Notes from this morning's panel on agentic AI with Stanford
Three insights on agentic deployments at Stanford, and two more from across the field.
One more thanks to Kameron Black and Timothy Keyes for a panel that named limits as well as the wins. Key highlights:
1. Eligibility screening is no longer a research problem, it’s a buildable one. Stanford’s surgical co-management agent has been in production for six months. SCM Navigator triages incoming surgical patients for hospitalist consult. Across 6,193 patients, it runs at 83.6% accuracy in deployment, drives ~90% of the SCM team’s caseload, and has been associated with zero patient safety events. For HaH programs filtering hundreds of patients for candidacy each day against well-established criteria, this is the same problem, and the solution isn’t theoretical anymore.
2. Conversely, agents work — just not for every job. On long-horizon tasks in PhysicianBench, GPT-5.5 performed best, but got it right on the first try only 46% of the time. The bulk of failures came from clinical reasoning itself, not from data lookup or EHR actions. But on bounded tasks, they ship. Timothy summed up Stanford's deployment record: "We've had a lot of success with deployments, even those where the level of autonomy is actually relatively low." The opening for HaH leaders building today: scope deployments to what agents are actually good at — screening, drafting, retrieval, surfacing decompensation signals — and keep the clinical judgment with your team. That's where your program's edge is.
3. The model is the easy part. Your local context is the moat. Stanford’s MedAgentBench V2 showed that better tool design, hospital-specific knowledge fed in as worked examples, and access to a memory of prior cases raised performance from 70% to 91% on the same benchmark. The win there isn't model selection; it's tool design, hospital-specific worked examples, and accumulated case memory. Kameron framed where this leads: "Memory will enable specialty preferences and institutional protocols to be baked in." If you're building, this is the part your team actually owns: how your program runs, the cases you've seen, the workflow you've refined. The frontier model is a commodity, but your institutional know-how is not.

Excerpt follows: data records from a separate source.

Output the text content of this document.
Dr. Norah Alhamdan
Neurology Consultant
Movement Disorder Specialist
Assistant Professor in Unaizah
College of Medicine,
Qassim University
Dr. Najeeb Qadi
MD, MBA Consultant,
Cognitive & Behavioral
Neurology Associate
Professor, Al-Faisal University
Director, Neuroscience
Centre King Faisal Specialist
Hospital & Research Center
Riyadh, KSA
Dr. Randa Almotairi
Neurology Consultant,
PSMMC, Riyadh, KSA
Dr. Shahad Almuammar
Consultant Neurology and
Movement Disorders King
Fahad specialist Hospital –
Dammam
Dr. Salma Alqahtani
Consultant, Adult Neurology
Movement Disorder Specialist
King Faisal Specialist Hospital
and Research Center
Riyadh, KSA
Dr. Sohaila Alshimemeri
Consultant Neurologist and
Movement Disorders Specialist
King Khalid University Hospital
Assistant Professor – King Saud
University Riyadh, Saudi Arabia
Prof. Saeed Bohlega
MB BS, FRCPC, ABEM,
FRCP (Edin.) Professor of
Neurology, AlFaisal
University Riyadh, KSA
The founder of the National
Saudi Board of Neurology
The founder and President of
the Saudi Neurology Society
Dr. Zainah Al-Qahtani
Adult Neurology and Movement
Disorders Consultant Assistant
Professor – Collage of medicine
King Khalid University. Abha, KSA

Two more from across the field
Anthropic: assemble agent infrastructure like an operating system, not one all-in-one app. Their April engineering essay walks through what they got from splitting the parts that *think*, *act*, and *remember* into independent, replaceable pieces — each free to evolve as the underlying models improve. They saw a 90% drop in their slowest response times after the restructure.
For HaH leaders thinking about how to build: modular wins. The constant pace of model improvement from frontier labs is the largest free source of gains, so design your agent system to capitalize on it, not compete.
MGB is betting expansion on eligibility automation. Mass General Brigham’s HaH program announced entering “growth mode” — now five hospitals, 70-bed capacity, expanding into oncology, postoperative care, behavioral health, and dementia. Capacity growth was explicitly tied to ML-driven eligibility screening and a Philips partnership on an “autonomous digital workforce”.
The largest HaH program in the country is treating eligibility automation as a build, not a side experiment, and tying it directly to how they grow.

Real interesting breakdown! Sounds like what you're saying is the real moat is no longer the model, it’s the operational context around it. Institutional memory, workflow design, and tightly scoped autonomy seem to matter more than raw benchmark scores.